What You Need to Know
- Merrill Lynch had alleged an ex-broker violated its Do Not Call list policy before he left for rival Morgan Stanley.
- An arbitrator for FINRA called Merrill's allegation defamatory and false in a recent decision.
- Merrill declined to comment on the decision Tuesday.
A former Merrill Lynch broker whom the firm had accused of violating its Do Not Call list policy told ThinkAdvisor on Tuesday he was relieved the allegation was removed from his record after a public arbitrator for the Financial Industry Regulatory Authority called the claim “defamatory” and “false” in a recent decision.
Merrill’s allegation was “something that, as we claimed, was defamatory in nature to a young advisor, something that could result in unnecessary conversations with existing clients and prospective clients,” Lawrence Casey Ennis said in a phone interview.
Ennis has been a FINRA-registered rep for seven years, starting with J.P. Morgan Securities from 2013-2016, according to his report on FINRA’s BrokerCheck website. He joined Merrill Lynch Wealth Management in July 2016 and left in November 2020 to join rival Morgan Stanley that same month. He has been registered as a broker and advisor for both his last two firms.

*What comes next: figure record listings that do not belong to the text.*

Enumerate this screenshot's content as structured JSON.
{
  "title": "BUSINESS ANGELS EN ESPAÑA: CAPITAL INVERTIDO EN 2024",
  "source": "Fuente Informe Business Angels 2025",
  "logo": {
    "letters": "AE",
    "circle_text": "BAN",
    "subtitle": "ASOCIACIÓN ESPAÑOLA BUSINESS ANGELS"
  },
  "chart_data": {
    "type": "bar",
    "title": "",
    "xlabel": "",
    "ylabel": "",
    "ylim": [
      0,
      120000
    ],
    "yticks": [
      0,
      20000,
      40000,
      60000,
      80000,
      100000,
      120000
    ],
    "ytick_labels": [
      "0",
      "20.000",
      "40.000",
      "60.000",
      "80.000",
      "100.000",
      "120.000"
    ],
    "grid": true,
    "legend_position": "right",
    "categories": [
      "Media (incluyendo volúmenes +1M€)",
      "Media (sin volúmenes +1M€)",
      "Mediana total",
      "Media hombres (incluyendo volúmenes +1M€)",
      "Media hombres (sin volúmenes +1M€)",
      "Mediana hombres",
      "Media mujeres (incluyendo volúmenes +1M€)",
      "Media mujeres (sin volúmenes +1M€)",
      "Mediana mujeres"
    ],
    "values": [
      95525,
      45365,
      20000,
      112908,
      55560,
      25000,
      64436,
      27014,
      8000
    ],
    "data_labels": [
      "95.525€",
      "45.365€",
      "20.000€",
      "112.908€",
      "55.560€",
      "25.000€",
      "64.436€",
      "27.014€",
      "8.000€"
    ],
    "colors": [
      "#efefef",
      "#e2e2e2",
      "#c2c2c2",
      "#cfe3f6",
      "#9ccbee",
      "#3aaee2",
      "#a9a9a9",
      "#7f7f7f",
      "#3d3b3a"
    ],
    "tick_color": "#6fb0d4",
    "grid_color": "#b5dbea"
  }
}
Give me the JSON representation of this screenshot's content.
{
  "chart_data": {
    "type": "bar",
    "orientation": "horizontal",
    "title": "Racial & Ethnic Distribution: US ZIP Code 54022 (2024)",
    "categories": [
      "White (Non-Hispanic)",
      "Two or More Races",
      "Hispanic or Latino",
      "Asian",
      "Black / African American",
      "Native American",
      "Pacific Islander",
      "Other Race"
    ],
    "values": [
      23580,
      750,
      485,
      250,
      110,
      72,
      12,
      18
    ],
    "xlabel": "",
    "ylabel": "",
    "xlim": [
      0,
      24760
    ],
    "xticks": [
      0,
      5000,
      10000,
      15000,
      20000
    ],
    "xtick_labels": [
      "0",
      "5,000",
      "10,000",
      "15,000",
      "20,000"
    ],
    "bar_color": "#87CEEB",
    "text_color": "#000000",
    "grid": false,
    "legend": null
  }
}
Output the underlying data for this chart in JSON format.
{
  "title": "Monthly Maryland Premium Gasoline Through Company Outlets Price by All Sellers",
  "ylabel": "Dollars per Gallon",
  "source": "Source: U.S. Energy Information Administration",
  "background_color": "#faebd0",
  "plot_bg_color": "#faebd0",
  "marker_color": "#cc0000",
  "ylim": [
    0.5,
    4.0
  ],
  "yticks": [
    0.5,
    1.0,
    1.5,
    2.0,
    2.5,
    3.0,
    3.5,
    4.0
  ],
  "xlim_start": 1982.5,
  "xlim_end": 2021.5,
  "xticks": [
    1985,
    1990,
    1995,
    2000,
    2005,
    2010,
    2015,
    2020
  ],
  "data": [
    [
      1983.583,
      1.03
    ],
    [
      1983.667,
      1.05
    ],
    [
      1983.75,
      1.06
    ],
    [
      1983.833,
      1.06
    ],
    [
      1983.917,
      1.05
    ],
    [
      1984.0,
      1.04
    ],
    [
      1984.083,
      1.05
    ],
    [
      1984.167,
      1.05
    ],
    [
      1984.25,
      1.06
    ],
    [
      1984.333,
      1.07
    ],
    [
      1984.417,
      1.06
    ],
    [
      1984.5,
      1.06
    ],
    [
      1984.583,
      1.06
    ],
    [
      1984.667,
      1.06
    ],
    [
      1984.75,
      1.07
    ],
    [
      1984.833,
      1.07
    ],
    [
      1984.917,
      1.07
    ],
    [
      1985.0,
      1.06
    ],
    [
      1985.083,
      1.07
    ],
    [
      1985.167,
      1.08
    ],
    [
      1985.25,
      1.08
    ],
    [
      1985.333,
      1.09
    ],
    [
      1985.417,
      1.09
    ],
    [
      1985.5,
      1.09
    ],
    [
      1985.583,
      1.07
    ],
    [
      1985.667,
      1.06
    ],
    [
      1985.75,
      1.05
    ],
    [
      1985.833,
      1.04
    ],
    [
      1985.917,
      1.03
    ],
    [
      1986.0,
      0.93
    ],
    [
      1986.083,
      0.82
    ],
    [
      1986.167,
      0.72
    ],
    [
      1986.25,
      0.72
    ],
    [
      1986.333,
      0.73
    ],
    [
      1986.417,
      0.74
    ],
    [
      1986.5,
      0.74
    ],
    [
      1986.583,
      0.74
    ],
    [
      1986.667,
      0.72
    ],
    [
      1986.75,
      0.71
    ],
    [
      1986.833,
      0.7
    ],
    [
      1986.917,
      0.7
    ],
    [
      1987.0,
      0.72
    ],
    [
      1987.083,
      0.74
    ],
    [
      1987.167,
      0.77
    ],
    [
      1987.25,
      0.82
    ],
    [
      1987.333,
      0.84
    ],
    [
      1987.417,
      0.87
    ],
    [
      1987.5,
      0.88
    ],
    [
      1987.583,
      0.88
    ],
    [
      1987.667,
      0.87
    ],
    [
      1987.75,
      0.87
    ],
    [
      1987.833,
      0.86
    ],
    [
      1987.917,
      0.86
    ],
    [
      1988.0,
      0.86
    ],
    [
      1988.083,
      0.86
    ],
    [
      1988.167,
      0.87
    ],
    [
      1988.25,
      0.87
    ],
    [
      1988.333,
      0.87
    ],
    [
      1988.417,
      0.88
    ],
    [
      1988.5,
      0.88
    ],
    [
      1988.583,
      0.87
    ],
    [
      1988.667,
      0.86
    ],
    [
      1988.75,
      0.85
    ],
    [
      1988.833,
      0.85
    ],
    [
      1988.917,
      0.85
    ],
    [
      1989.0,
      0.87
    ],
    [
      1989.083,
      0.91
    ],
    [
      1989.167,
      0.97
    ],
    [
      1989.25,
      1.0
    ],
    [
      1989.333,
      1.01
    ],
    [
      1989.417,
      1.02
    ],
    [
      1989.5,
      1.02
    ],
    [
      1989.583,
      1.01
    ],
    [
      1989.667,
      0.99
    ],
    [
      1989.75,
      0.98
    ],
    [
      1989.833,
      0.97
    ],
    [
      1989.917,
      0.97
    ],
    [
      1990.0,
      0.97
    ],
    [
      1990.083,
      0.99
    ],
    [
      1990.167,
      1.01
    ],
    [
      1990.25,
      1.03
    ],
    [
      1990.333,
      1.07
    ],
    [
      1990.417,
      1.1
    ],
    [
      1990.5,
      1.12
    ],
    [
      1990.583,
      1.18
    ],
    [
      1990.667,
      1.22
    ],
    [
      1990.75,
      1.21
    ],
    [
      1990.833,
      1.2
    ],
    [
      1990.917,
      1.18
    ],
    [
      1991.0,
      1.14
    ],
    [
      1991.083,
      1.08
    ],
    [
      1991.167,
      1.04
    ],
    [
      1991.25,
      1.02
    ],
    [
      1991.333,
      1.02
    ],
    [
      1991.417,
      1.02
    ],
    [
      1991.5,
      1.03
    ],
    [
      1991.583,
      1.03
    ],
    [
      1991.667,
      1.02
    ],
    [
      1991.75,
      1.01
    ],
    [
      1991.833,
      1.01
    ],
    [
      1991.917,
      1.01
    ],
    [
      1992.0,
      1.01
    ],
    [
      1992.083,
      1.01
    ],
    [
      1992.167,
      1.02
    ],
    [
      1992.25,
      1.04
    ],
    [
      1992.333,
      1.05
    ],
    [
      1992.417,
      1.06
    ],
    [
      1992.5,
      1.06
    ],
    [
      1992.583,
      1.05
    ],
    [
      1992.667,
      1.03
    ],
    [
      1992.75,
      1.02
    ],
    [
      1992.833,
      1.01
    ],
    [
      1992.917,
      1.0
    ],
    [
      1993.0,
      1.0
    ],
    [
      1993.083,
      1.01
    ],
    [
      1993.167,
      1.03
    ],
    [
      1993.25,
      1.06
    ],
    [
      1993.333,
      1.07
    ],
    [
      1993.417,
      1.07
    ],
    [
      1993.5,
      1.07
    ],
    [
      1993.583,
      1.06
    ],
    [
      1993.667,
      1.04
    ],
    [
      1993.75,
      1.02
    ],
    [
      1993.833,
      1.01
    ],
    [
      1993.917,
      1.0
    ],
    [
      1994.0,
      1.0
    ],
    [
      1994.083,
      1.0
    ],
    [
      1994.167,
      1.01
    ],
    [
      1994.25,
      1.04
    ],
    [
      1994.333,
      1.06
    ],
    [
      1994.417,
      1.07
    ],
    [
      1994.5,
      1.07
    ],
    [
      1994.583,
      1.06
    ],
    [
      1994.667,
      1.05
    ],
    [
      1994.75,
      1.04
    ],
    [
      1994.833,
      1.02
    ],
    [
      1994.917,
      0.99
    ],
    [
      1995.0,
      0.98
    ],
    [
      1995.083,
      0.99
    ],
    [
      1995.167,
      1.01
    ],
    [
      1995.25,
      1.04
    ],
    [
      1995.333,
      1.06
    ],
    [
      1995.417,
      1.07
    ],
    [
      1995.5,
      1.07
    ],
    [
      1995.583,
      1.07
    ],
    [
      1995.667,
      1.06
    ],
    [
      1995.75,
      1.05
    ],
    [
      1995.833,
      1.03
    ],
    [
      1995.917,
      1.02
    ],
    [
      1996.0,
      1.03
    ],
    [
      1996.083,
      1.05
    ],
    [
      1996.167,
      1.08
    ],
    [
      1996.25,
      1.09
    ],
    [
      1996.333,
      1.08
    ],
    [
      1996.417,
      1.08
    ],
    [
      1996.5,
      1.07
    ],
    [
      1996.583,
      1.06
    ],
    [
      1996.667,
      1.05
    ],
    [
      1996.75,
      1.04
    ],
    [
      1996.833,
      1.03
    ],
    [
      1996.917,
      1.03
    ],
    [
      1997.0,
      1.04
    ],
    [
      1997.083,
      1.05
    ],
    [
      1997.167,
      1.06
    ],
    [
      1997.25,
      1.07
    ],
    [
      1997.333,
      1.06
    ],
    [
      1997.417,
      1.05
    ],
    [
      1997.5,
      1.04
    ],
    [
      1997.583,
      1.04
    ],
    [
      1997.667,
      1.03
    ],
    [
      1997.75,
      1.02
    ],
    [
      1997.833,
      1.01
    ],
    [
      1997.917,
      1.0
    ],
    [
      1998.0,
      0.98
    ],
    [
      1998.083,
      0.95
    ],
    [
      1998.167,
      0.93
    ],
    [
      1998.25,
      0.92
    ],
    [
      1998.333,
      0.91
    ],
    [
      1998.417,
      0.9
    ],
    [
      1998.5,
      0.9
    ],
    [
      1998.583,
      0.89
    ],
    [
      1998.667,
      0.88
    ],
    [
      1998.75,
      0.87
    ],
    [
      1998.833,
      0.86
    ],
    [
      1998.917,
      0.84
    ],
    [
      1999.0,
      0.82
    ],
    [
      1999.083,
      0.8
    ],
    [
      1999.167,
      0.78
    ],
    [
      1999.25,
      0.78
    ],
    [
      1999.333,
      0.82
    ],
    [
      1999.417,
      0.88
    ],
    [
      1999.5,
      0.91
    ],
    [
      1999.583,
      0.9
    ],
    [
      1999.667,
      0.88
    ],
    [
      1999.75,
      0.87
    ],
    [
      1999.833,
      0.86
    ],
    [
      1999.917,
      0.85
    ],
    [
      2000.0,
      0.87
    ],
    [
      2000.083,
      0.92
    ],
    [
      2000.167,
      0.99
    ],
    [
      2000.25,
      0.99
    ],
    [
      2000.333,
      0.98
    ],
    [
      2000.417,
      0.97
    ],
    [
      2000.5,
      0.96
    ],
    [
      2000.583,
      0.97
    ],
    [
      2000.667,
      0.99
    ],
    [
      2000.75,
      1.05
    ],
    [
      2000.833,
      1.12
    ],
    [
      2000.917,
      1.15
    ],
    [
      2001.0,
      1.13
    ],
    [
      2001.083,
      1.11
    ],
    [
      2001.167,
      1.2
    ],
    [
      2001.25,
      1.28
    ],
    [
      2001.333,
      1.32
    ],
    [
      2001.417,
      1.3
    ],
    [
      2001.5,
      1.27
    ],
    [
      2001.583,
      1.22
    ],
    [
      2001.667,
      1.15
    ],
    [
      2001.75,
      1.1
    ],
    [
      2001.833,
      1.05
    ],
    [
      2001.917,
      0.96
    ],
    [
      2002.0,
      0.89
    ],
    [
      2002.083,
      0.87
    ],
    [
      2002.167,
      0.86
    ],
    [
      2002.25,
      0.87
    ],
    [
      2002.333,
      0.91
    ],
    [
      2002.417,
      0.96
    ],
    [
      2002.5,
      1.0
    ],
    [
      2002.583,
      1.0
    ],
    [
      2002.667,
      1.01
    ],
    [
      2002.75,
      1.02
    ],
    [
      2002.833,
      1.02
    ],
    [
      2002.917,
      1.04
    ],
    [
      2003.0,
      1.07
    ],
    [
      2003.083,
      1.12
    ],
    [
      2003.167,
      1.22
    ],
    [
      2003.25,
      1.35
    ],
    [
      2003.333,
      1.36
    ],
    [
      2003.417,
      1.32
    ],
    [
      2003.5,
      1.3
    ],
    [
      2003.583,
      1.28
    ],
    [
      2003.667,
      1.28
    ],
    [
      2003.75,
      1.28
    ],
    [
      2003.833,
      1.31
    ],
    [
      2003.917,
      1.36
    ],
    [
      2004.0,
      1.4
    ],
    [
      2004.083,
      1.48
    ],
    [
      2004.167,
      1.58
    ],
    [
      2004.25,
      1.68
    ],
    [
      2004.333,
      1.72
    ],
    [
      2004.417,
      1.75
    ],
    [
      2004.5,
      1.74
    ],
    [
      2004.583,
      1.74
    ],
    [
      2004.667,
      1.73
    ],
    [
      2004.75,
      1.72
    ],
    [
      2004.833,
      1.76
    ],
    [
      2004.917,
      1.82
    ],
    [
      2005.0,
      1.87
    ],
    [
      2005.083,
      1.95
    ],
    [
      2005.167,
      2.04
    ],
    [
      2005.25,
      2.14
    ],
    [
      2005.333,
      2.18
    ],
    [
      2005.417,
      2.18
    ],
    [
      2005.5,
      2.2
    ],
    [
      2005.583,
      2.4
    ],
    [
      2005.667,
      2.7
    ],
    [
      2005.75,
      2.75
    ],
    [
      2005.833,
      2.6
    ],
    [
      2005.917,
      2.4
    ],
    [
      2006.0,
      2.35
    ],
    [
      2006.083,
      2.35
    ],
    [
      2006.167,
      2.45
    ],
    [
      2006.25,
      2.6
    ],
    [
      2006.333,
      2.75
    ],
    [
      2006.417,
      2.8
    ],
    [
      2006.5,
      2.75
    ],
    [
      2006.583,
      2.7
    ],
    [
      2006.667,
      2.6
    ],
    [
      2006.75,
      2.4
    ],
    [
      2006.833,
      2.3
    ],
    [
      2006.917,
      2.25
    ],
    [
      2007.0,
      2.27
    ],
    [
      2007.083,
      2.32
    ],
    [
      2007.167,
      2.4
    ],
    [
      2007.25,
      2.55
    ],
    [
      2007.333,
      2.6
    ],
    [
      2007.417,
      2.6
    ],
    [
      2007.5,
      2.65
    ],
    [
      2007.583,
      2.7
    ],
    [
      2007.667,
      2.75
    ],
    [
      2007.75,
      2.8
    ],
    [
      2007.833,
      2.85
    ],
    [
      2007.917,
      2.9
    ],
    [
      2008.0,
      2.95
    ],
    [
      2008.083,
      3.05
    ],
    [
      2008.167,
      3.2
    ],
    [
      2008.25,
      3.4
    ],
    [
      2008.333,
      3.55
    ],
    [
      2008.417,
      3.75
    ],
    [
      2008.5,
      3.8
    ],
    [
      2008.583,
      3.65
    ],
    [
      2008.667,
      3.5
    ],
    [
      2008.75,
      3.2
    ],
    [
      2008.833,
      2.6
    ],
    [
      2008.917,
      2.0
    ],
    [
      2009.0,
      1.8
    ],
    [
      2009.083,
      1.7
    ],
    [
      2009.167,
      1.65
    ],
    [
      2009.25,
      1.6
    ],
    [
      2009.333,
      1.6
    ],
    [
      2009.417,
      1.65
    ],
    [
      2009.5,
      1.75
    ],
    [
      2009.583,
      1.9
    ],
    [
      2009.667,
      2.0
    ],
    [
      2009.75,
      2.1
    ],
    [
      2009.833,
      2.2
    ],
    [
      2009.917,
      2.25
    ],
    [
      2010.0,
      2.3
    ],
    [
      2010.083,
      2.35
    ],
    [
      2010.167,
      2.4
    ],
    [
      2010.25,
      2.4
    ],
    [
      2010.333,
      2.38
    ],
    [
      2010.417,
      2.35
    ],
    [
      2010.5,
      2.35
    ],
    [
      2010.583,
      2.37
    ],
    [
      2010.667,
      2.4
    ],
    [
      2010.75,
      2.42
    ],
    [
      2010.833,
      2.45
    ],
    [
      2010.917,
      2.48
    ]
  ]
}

He was “very aware” of the firm’s Do Not Call policy, did not violate it, and did not even know that Merrill was investigating him for the violation when he left the wirehouse last year, he said. The allegation and investigation “had absolutely nothing to do” with him leaving Merrill, he added.
“Their counsel told mine that if I had been at the firm when the investigation was concluded, my record would be clean so, to me, it seemed like something was off and that’s why we proceeded with the expungement case,” he explained. He was never told what the findings of Merrill’s investigation were before a disclosure was added to his record, he said.
Fighting against the allegation “took a lot of time and money but it was well worth it for a long career [with] a clean record,” he added.
The fact that the arbitrator ruled against his request for $1 in compensatory damages but Merrill was “liable for and shall reimburse Claimant $25.00 for the non-refundable portion of Claimant’s filing fee” was of little significance to Ennis, he said.
“The point was that it was defamatory and we just wanted to focus on that concept and less about the dollars and cents,” he explained.
Explaining his Nov. 16 decision, Steven Gary Leventhal, sole public arbitrator, said: “The information for which expungement is sought has no meaningful regulatory or investor protection value. The statements set forth in the amended Form U5 are false.”